Sindaca violenta un amico del figlio di 16 anni durante una festa in piscina: «Era ubriaco, l'ha portato in camera». Rischia 10 anni.

L’entità della pena sarà comunicata il 17 aprile.

Una ex sindaca della Louisiana (Stati Uniti )è stata riconosciuta colpevole di abuso sessuale nei confronti di un ragazzo di 16 anni. La donna, Misty Roberts, ex prima cittadina della città di De Ridder, potrebbe essere condannata fino a dieci anni di carcere.

Il tribunale ha stabilito la responsabilità dell’imputata per i fatti avvenuti nell’estate del 2024. L’entità della pena sarà comunicata il 17 aprile. In base alla normativa statunitense, Roberts dovrà inoltre essere inserita nel registro pubblico dei sex offender.

La festa in piscina e la notte dell’abuso

Secondo la ricostruzione dell’accusa, l’episodio sarebbe avvenuto durante una festa privata organizzata in una villa con piscina.

Il giovane, amico di uno dei figli della donna, era visibilmente ubriaco quando Roberts lo avrebbe avvicinato. L’ex sindaca lo avrebbe poi condotto lontano dagli altri invitati, portandolo in una stanza al piano superiore dell’abitazione.

Qui si sarebbe consumata la violenza. Il ragazzo, secondo le testimonianze emerse durante il processo, era in condizioni tali da vomitare a causa dell’alcol ingerito.

Le testimonianze in tribunale

Nel corso del dibattimento sono state ascoltate diverse persone presenti alla festa, tra cui alcuni figli della donna e coetanei della vittima.

I testimoni hanno raccontato di aver visto Roberts allontanarsi insieme al ragazzo, anche se nessuno avrebbe assistito direttamente all’aggressione.
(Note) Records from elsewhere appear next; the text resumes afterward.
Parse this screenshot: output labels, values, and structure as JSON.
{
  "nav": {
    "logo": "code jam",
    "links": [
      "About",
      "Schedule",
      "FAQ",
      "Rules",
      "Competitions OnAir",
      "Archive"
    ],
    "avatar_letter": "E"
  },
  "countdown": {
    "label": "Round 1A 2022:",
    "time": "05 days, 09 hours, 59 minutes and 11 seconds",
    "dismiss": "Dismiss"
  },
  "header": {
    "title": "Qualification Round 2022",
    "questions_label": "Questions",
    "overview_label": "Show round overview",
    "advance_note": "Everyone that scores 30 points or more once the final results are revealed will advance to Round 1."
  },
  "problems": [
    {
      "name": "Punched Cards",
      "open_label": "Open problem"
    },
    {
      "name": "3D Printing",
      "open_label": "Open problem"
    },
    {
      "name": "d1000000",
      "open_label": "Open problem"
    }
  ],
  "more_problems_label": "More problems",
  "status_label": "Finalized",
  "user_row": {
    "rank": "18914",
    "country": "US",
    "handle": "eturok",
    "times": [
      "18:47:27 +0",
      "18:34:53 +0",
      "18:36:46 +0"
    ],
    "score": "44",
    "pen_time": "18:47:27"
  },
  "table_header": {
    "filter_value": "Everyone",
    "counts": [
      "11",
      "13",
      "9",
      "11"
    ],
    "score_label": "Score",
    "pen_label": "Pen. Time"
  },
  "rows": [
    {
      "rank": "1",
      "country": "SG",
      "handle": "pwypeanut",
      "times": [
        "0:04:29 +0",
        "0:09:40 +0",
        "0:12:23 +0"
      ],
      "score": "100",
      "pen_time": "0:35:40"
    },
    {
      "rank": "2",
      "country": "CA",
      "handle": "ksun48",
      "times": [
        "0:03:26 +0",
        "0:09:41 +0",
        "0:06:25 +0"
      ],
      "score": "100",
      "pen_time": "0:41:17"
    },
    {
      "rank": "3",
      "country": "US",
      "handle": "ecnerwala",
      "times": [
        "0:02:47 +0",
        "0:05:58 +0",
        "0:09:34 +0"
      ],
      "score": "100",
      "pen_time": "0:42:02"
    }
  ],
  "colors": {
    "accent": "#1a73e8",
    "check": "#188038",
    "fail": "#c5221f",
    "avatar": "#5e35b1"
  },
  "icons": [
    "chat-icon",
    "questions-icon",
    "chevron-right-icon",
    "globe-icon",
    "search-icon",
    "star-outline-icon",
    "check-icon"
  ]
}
Un elemento che ha avuto peso nel processo riguarda anche un messaggio inviato dalla donna a uno dei figli, in cui chiedeva di mentire per proteggerla.

A riferirlo in aula è stato anche l’ex marito di Roberts, Duncan Clanton.

L’acquisto della pillola del giorno dopo

Tra gli elementi considerati dalla corte c’è anche un ordine effettuato dalla donna subito dopo l’episodio.

Secondo l’accusa, Roberts avrebbe utilizzato un servizio di consegne a domicilio per farsi recapitare un contraccettivo d’emergenza. La circostanza sarebbe stata confermata anche in uno scambio di messaggi con la madre del ragazzo, che aveva contattato la donna per sapere se avesse preso precauzioni per evitare una gravidanza.

Le dimissioni dopo l’apertura dell’indagine

All’epoca dei fatti Roberts era al secondo mandato come sindaca della cittadina di circa diecimila abitanti.

Quando le indagini per stupro su minore sono diventate ufficiali, la donna ha rassegnato le dimissioni dall’incarico il giorno successivo. Nel comunicato diffuso allora non veniva però fatto alcun riferimento al procedimento giudiziario in corso.

Successivamente l’ex sindaca ha versato una cauzione di 75 mila dollari che le ha consentito di restare in libertà vigilata in attesa del processo.